在planner函数中对非工具类语法进行处理,如果设置planner_hook则调用钩子函数,默认调用standard_planner函数处理。

standard_planner函数中递归处理查询树,查询时将结果存储在PlannerGlobal全局结果中。再调用create_plan函数根据PlannerInfo类型创建执行计划树。最后将PlannerGlobal和PlannerInfo中存储的基本信息转存到PlannedStmt中并返回。

PlannedStmt *
planner(Query *parse, int cursorOptions, ParamListInfo boundParams)
{
	PlannedStmt *result;

	if (planner_hook)
		result = (*planner_hook) (parse, cursorOptions, boundParams);
	else
		result = standard_planner(parse, cursorOptions, boundParams);
	return result;
}

PlannedStmt *
standard_planner(Query *parse, int cursorOptions, ParamListInfo boundParams)
{
	...
	
	/* primary planning entry point (may recurse for subqueries) */
	root = subquery_planner(glob, parse, NULL,
							false, tuple_fraction);

	/* Select best Path and turn it into a Plan */
	final_rel = fetch_upper_rel(root, UPPERREL_FINAL, NULL);
	best_path = get_cheapest_fractional_path(final_rel, tuple_fraction);

	top_plan = create_plan(root, best_path);

	...
	
	/* build the PlannedStmt result */
	result = makeNode(PlannedStmt);

	result->commandType = parse->commandType;
	...
	result->stmt_len = parse->stmt_len;

	result->jitFlags = PGJIT_NONE;
	...

	return result;
}

计划树生成并优化

在subquery_planner函数中生成,根据类型对查询语句进行分类处理。

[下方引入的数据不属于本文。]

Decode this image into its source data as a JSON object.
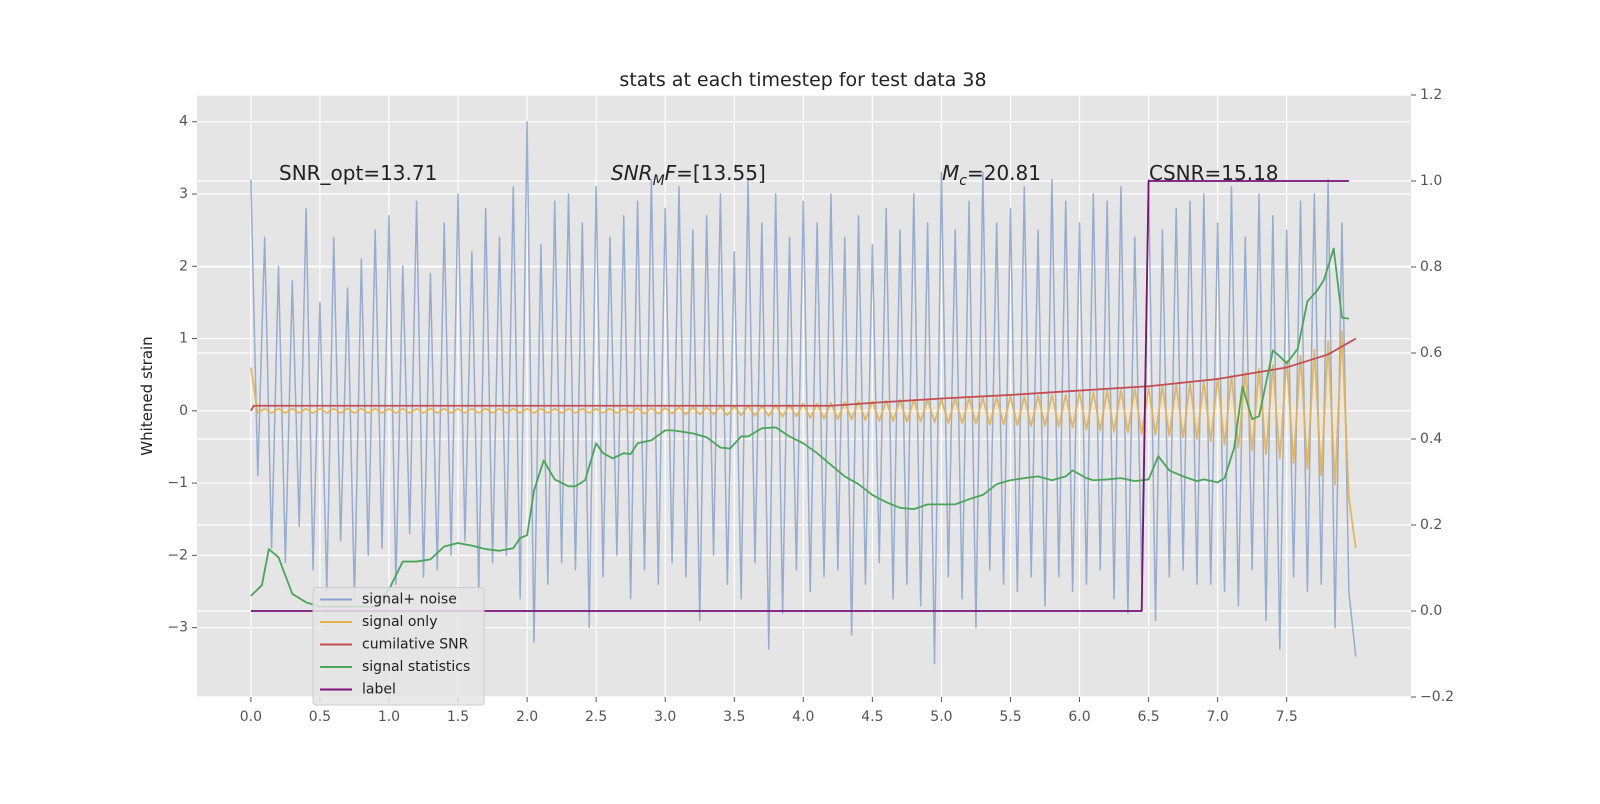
{
  "chart_data": {
    "type": "line",
    "title": "stats at each timestep for test data 38",
    "ylabel": "Whitened strain",
    "annotations": {
      "snr_opt": "SNR_opt=13.71",
      "snr_mf": [
        "SNR",
        "M",
        "F",
        "=[13.55]"
      ],
      "mc": [
        "M",
        "c",
        "=20.81"
      ],
      "csnr": "CSNR=15.18"
    },
    "xlim": [
      -0.39,
      8.4
    ],
    "ylim": [
      -3.96,
      4.37
    ],
    "y2lim": [
      -0.2,
      1.2
    ],
    "xticks": [
      {
        "value": 0,
        "label": "0.0"
      },
      0.5,
      {
        "value": 1,
        "label": "1.0"
      },
      1.5,
      {
        "value": 2,
        "label": "2.0"
      },
      2.5,
      {
        "value": 3,
        "label": "3.0"
      },
      3.5,
      {
        "value": 4,
        "label": "4.0"
      },
      4.5,
      {
        "value": 5,
        "label": "5.0"
      },
      5.5,
      {
        "value": 6,
        "label": "6.0"
      },
      6.5,
      {
        "value": 7,
        "label": "7.0"
      },
      7.5
    ],
    "yticks": [
      {
        "value": -3,
        "label": "−3"
      },
      {
        "value": -2,
        "label": "−2"
      },
      {
        "value": -1,
        "label": "−1"
      },
      0,
      1,
      2,
      3,
      4
    ],
    "y2ticks": [
      {
        "value": -0.2,
        "label": "−0.2"
      },
      {
        "value": 0,
        "label": "0.0"
      },
      0.2,
      0.4,
      0.6,
      0.8,
      {
        "value": 1,
        "label": "1.0"
      },
      1.2
    ],
    "grid": true,
    "legend": "lower left",
    "x": [
      0,
      0.05,
      0.1,
      0.15,
      0.2,
      0.25,
      0.3,
      0.35,
      0.4,
      0.45,
      0.5,
      0.55,
      0.6,
      0.65,
      0.7,
      0.75,
      0.8,
      0.85,
      0.9,
      0.95,
      1,
      1.05,
      1.1,
      1.15,
      1.2,
      1.25,
      1.3,
      1.35,
      1.4,
      1.45,
      1.5,
      1.55,
      1.6,
      1.65,
      1.7,
      1.75,
      1.8,
      1.85,
      1.9,
      1.95,
      2,
      2.05,
      2.1,
      2.15,
      2.2,
      2.25,
      2.3,
      2.35,
      2.4,
      2.45,
      2.5,
      2.55,
      2.6,
      2.65,
      2.7,
      2.75,
      2.8,
      2.85,
      2.9,
      2.95,
      3,
      3.05,
      3.1,
      3.15,
      3.2,
      3.25,
      3.3,
      3.35,
      3.4,
      3.45,
      3.5,
      3.55,
      3.6,
      3.65,
      3.7,
      3.75,
      3.8,
      3.85,
      3.9,
      3.95,
      4,
      4.05,
      4.1,
      4.15,
      4.2,
      4.25,
      4.3,
      4.35,
      4.4,
      4.45,
      4.5,
      4.55,
      4.6,
      4.65,
      4.7,
      4.75,
      4.8,
      4.85,
      4.9,
      4.95,
      5,
      5.05,
      5.1,
      5.15,
      5.2,
      5.25,
      5.3,
      5.35,
      5.4,
      5.45,
      5.5,
      5.55,
      5.6,
      5.65,
      5.7,
      5.75,
      5.8,
      5.85,
      5.9,
      5.95,
      6,
      6.05,
      6.1,
      6.15,
      6.2,
      6.25,
      6.3,
      6.35,
      6.4,
      6.45,
      6.5,
      6.55,
      6.6,
      6.65,
      6.7,
      6.75,
      6.8,
      6.85,
      6.9,
      6.95,
      7,
      7.05,
      7.1,
      7.15,
      7.2,
      7.25,
      7.3,
      7.35,
      7.4,
      7.45,
      7.5,
      7.55,
      7.6,
      7.65,
      7.7,
      7.75,
      7.8,
      7.85,
      7.9,
      7.95,
      8
    ],
    "series": [
      {
        "name": "signal+ noise",
        "color": "#8aa2cd",
        "values": [
          3.2,
          -0.9,
          2.4,
          -1.9,
          2.0,
          -2.1,
          1.8,
          -1.6,
          2.8,
          -2.2,
          1.5,
          -2.5,
          2.4,
          -1.8,
          1.7,
          -2.6,
          2.1,
          -2.0,
          2.5,
          -1.9,
          2.7,
          -2.4,
          2.0,
          -1.7,
          2.9,
          -2.3,
          1.9,
          -2.2,
          2.6,
          -2.0,
          3.0,
          -1.8,
          2.2,
          -2.5,
          2.8,
          -2.1,
          2.4,
          -2.0,
          3.1,
          -2.6,
          4.0,
          -3.2,
          2.3,
          -2.4,
          2.9,
          -2.1,
          3.0,
          -2.2,
          2.6,
          -3.0,
          3.1,
          -2.3,
          2.4,
          -2.0,
          2.7,
          -2.6,
          2.9,
          -2.2,
          3.2,
          -2.4,
          2.8,
          -2.1,
          3.1,
          -2.3,
          2.5,
          -2.9,
          2.7,
          -2.0,
          3.0,
          -2.4,
          2.2,
          -2.6,
          3.2,
          -2.1,
          2.6,
          -3.3,
          3.0,
          -2.8,
          2.4,
          -2.2,
          2.9,
          -2.5,
          2.6,
          -2.3,
          3.0,
          -2.2,
          2.4,
          -3.1,
          2.7,
          -2.4,
          2.3,
          -2.1,
          2.8,
          -2.6,
          2.5,
          -2.4,
          3.0,
          -2.7,
          2.6,
          -3.5,
          3.3,
          -2.3,
          2.5,
          -2.6,
          2.9,
          -3.0,
          3.3,
          -2.2,
          2.6,
          -2.4,
          2.8,
          -2.5,
          3.1,
          -2.3,
          2.5,
          -2.7,
          3.2,
          -2.3,
          2.9,
          -2.5,
          2.6,
          -2.4,
          3.0,
          -2.2,
          2.9,
          -2.6,
          3.1,
          -2.8,
          2.4,
          -2.3,
          3.2,
          -2.9,
          2.5,
          -2.3,
          2.8,
          -2.2,
          2.9,
          -2.4,
          3.0,
          -2.4,
          2.6,
          -2.5,
          3.1,
          -2.7,
          2.4,
          -2.2,
          3.0,
          -2.9,
          2.7,
          -3.3,
          2.5,
          -2.3,
          2.9,
          -2.5,
          3.0,
          -2.4,
          3.2,
          -3.0,
          2.6,
          -2.5,
          -3.4
        ]
      },
      {
        "name": "signal only",
        "color": "#e8b04a",
        "values": [
          0.6,
          -0.03,
          0.03,
          -0.03,
          0.03,
          -0.03,
          0.03,
          -0.03,
          0.03,
          -0.03,
          0.03,
          -0.03,
          0.03,
          -0.03,
          0.03,
          -0.03,
          0.03,
          -0.03,
          0.03,
          -0.03,
          0.03,
          -0.03,
          0.03,
          -0.03,
          0.03,
          -0.03,
          0.03,
          -0.03,
          0.03,
          -0.03,
          0.03,
          -0.03,
          0.03,
          -0.03,
          0.03,
          -0.03,
          0.03,
          -0.03,
          0.03,
          -0.03,
          0.03,
          -0.03,
          0.03,
          -0.03,
          0.03,
          -0.03,
          0.03,
          -0.03,
          0.03,
          -0.03,
          0.03,
          -0.03,
          0.03,
          -0.03,
          0.03,
          -0.03,
          0.04,
          -0.04,
          0.04,
          -0.04,
          0.04,
          -0.04,
          0.05,
          -0.05,
          0.05,
          -0.05,
          0.05,
          -0.05,
          0.06,
          -0.06,
          0.06,
          -0.06,
          0.07,
          -0.07,
          0.07,
          -0.07,
          0.08,
          -0.08,
          0.08,
          -0.08,
          0.1,
          -0.1,
          0.1,
          -0.11,
          0.11,
          -0.12,
          0.12,
          -0.12,
          0.13,
          -0.13,
          0.13,
          -0.14,
          0.14,
          -0.14,
          0.15,
          -0.15,
          0.15,
          -0.15,
          0.16,
          -0.16,
          0.16,
          -0.17,
          0.17,
          -0.17,
          0.18,
          -0.18,
          0.18,
          -0.19,
          0.19,
          -0.19,
          0.2,
          -0.2,
          0.2,
          -0.21,
          0.21,
          -0.21,
          0.22,
          -0.22,
          0.22,
          -0.23,
          0.25,
          -0.26,
          0.26,
          -0.27,
          0.28,
          -0.29,
          0.29,
          -0.3,
          0.31,
          -0.32,
          0.32,
          -0.33,
          0.34,
          -0.35,
          0.36,
          -0.37,
          0.38,
          -0.39,
          0.4,
          -0.42,
          0.45,
          -0.47,
          0.49,
          -0.51,
          0.53,
          -0.55,
          0.58,
          -0.6,
          0.63,
          -0.66,
          0.69,
          -0.72,
          0.76,
          -0.8,
          0.85,
          -0.9,
          0.96,
          -1.02,
          1.1,
          -1.2,
          -1.9
        ]
      },
      {
        "name": "cumilative SNR",
        "color": "#c44e52",
        "x": [
          0,
          0.02,
          4.2,
          4.5,
          5,
          5.5,
          6,
          6.5,
          7,
          7.5,
          7.8,
          8
        ],
        "values": [
          0,
          0.07,
          0.07,
          0.11,
          0.17,
          0.22,
          0.28,
          0.34,
          0.44,
          0.6,
          0.78,
          1.0
        ]
      },
      {
        "name": "signal statistics",
        "color": "#4aa55a",
        "axis": "y2",
        "x": [
          0,
          0.08,
          0.13,
          0.2,
          0.3,
          0.4,
          0.5,
          0.9,
          1.0,
          1.1,
          1.2,
          1.3,
          1.4,
          1.5,
          1.6,
          1.7,
          1.8,
          1.9,
          1.95,
          2.0,
          2.05,
          2.12,
          2.2,
          2.3,
          2.35,
          2.42,
          2.5,
          2.55,
          2.62,
          2.7,
          2.75,
          2.8,
          2.9,
          3.0,
          3.05,
          3.1,
          3.2,
          3.3,
          3.4,
          3.47,
          3.55,
          3.6,
          3.7,
          3.8,
          3.9,
          4.0,
          4.1,
          4.2,
          4.3,
          4.4,
          4.5,
          4.6,
          4.7,
          4.8,
          4.9,
          5.0,
          5.1,
          5.2,
          5.3,
          5.4,
          5.5,
          5.6,
          5.7,
          5.8,
          5.9,
          5.95,
          6.05,
          6.1,
          6.2,
          6.3,
          6.4,
          6.5,
          6.57,
          6.65,
          6.75,
          6.85,
          6.9,
          7.0,
          7.05,
          7.12,
          7.18,
          7.25,
          7.3,
          7.4,
          7.45,
          7.5,
          7.58,
          7.65,
          7.72,
          7.77,
          7.84,
          7.9,
          7.95
        ],
        "values": [
          0.035,
          0.06,
          0.144,
          0.125,
          0.04,
          0.02,
          0.01,
          0.01,
          0.05,
          0.115,
          0.115,
          0.12,
          0.15,
          0.158,
          0.152,
          0.144,
          0.14,
          0.146,
          0.17,
          0.176,
          0.28,
          0.35,
          0.306,
          0.29,
          0.29,
          0.304,
          0.39,
          0.367,
          0.355,
          0.367,
          0.365,
          0.39,
          0.397,
          0.42,
          0.42,
          0.418,
          0.413,
          0.404,
          0.38,
          0.378,
          0.406,
          0.406,
          0.425,
          0.427,
          0.406,
          0.39,
          0.367,
          0.34,
          0.313,
          0.295,
          0.27,
          0.253,
          0.24,
          0.237,
          0.248,
          0.248,
          0.248,
          0.26,
          0.27,
          0.295,
          0.304,
          0.309,
          0.313,
          0.304,
          0.313,
          0.327,
          0.309,
          0.304,
          0.306,
          0.309,
          0.302,
          0.306,
          0.36,
          0.327,
          0.313,
          0.302,
          0.306,
          0.299,
          0.309,
          0.38,
          0.522,
          0.446,
          0.453,
          0.606,
          0.592,
          0.576,
          0.61,
          0.72,
          0.745,
          0.77,
          0.843,
          0.682,
          0.68
        ]
      },
      {
        "name": "label",
        "color": "#7a127a",
        "axis": "y2",
        "x": [
          0,
          6.45,
          6.5,
          7.95
        ],
        "values": [
          0,
          0,
          1,
          1
        ]
      }
    ]
  }
}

计划优化部分涉及子链接上提、函数处理、子查询上提等操作。因为计划树的生成和优化是按照类型分类处理并同时执行,所以这里放在一起介绍。

处理CTE(通用表表达式)表达式

SS_process_ctes:处理查询语句中的CTE子句(with语句),CTE是一个临时的结果集;可以将子查询的结果作为一个独立的结果集使用。所以在函数处理时遍历ctelish列表,将其中的各个子结果集通过再调用subquery_planner函数进行处理,处理的结果存储在root->glob->subplans链表中。

void
SS_process_ctes(PlannerInfo *root)
{
	ListCell   *lc;

	Assert(root->cte_plan_ids == NIL);

	foreach(lc, root->parse->cteList)
	{
		...
		
		/*
		 * Generate Paths for the CTE query.  Always plan for full retrieval
		 * --- we don't have enough info to predict otherwise.
		 */
		subroot = subquery_planner(root->glob, subquery,
								   root,
								   cte->cterecursive, 0.0);

		...

		plan = create_plan(subroot, best_path);

		...
		
		/*
		 * Add the subplan and its PlannerInfo to the global lists.
		 */
		root->glob->subplans = lappend(root->glob->subplans, plan);
		root->glob->subroots = lappend(root->glob->subroots, subroot);
		
		...
	}
}

子链接上提

pull_up_sublinks:将命令中的 ANY(sub-SELECT) 和 EXISTS 转换为 JOIN 。这样能够将子链接和父查询进行合并,统一进行优化处理。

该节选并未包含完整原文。